En 1616, el Gran Duque de Osuna fue designado como virrey de Nápoles, cuya importancia política era mucha mayor que la de Sicilia pero que se encontraba sumida en una crisis económica de dimensiones similares provocada por la mala gestión de sus predecesores en el cargo. Osuna se aplicó con firmeza al fortalecimiento del ejército y de la marina, construyendo galeones y galeras y reclutando dotaciones con la misma fórmula que usó en Sicilia. Además, «el virrey temerario» sacó ventaja de los cerca de 18.000 soldados, por lo general violentos y mal pagados, que poblaban las calles napolitanas a la espera de viajar a Flandes y los alistó en una armada aún más preparada que la de Sicilia.


Esta nueva flota estaba formada por las habituales galeras, típicas del Mediterráneo, y por galeones, que empleó con audacia pese a ser más adecuados para el Atlántico. En total, 22 galeras y 20 galeones.
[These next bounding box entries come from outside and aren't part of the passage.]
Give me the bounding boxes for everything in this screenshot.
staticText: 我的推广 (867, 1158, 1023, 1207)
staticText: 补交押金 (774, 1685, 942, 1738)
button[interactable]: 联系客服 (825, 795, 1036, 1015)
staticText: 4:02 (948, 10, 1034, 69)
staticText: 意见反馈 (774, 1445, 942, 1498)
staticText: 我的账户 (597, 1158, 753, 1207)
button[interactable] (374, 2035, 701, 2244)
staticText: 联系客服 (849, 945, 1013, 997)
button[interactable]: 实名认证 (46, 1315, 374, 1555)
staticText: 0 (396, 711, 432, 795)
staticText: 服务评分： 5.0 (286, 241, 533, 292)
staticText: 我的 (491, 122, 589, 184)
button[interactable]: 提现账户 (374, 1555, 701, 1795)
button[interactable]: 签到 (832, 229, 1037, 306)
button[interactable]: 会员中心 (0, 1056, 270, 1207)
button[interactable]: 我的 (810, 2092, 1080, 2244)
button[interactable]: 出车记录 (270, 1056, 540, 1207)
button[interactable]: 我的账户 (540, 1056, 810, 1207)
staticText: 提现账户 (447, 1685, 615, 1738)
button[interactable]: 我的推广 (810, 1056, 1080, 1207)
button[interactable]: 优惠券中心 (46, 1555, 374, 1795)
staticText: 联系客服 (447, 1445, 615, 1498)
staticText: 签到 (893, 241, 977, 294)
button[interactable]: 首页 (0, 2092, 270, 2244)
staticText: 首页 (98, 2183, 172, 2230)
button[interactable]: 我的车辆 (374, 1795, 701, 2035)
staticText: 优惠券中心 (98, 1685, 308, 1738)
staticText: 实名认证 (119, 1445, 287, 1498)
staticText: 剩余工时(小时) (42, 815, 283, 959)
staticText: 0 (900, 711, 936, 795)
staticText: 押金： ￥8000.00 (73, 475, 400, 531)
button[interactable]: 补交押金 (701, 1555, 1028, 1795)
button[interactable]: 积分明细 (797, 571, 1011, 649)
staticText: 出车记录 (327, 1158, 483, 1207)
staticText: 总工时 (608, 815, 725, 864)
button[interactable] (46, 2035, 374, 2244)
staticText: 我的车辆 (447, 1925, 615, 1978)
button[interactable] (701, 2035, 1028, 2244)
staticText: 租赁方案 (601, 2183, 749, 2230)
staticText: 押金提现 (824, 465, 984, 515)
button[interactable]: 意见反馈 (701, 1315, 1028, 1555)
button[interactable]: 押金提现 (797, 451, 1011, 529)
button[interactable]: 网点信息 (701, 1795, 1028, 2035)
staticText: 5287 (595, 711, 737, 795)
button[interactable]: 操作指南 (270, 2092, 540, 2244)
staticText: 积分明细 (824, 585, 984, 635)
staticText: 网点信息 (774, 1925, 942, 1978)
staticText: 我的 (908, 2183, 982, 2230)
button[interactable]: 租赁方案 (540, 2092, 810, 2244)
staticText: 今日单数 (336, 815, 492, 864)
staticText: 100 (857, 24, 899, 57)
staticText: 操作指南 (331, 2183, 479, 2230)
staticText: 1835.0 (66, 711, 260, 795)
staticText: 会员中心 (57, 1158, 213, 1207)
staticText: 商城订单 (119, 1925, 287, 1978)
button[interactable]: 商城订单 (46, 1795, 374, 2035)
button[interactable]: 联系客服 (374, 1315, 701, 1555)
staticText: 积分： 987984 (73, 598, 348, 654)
La combinación de ambos tipos de nave permitió el control del Adriático y llevó el hostigamiento hasta los dominios del Imperio turco, en ese momento volcado en sus campañas contra el Imperio safávida.


Sin embargo, sus éxitos despertaron las envidias de la nobleza napolitana que veía en el Gran Duque de Osuna un personaje incorruptible pero en exceso intrigante. Y en parte llevaban razón. Las fuentes del periodo le atribuyen la organización directa de la Conjuración de Venecia, uno de los episodios más oscuros del siglo XVII, donde se buscó anexionar con un golpe de mano la república italiana al Imperio español. Sea como fuere, la caída en desgracia del Duque de Lerma jugó en su contra, puesto que el nuevo régimen atacó a todas las figuras que habían gozado de fama en el anterior reinado.

Los enemigos del Duque le acusaron de pretender independizarse de España y enviaron al futuro San Lorenzo de Brindisi para que defendiera su caso ante Felipe III. El viejo fraile convenció al Monarca y Pedro «el grande» transfirió su flota a España y abandonó el cargo el 28 de marzo de 1620. Mientras esperaba para ser recibido por Felipe III, el Rey falleció y Osuna fue encarcelado por el nuevo régimen que se hizo con el poder, liderado por Baltasar de Zúñiga y su sobrino el conde de Olivares. Deprimido y enfermo, el duque sevillano falleció sin llegar a ser juzgado en una mazmorra como un vulgar delincuente cuatro años después, siendo sus últimas palabras: «Si cual serví a mi rey sirviera a Dios, fuera buen cristiano». Fue enterrado en el convento de religiosos observantes de San Francisco de su villa de Osuna.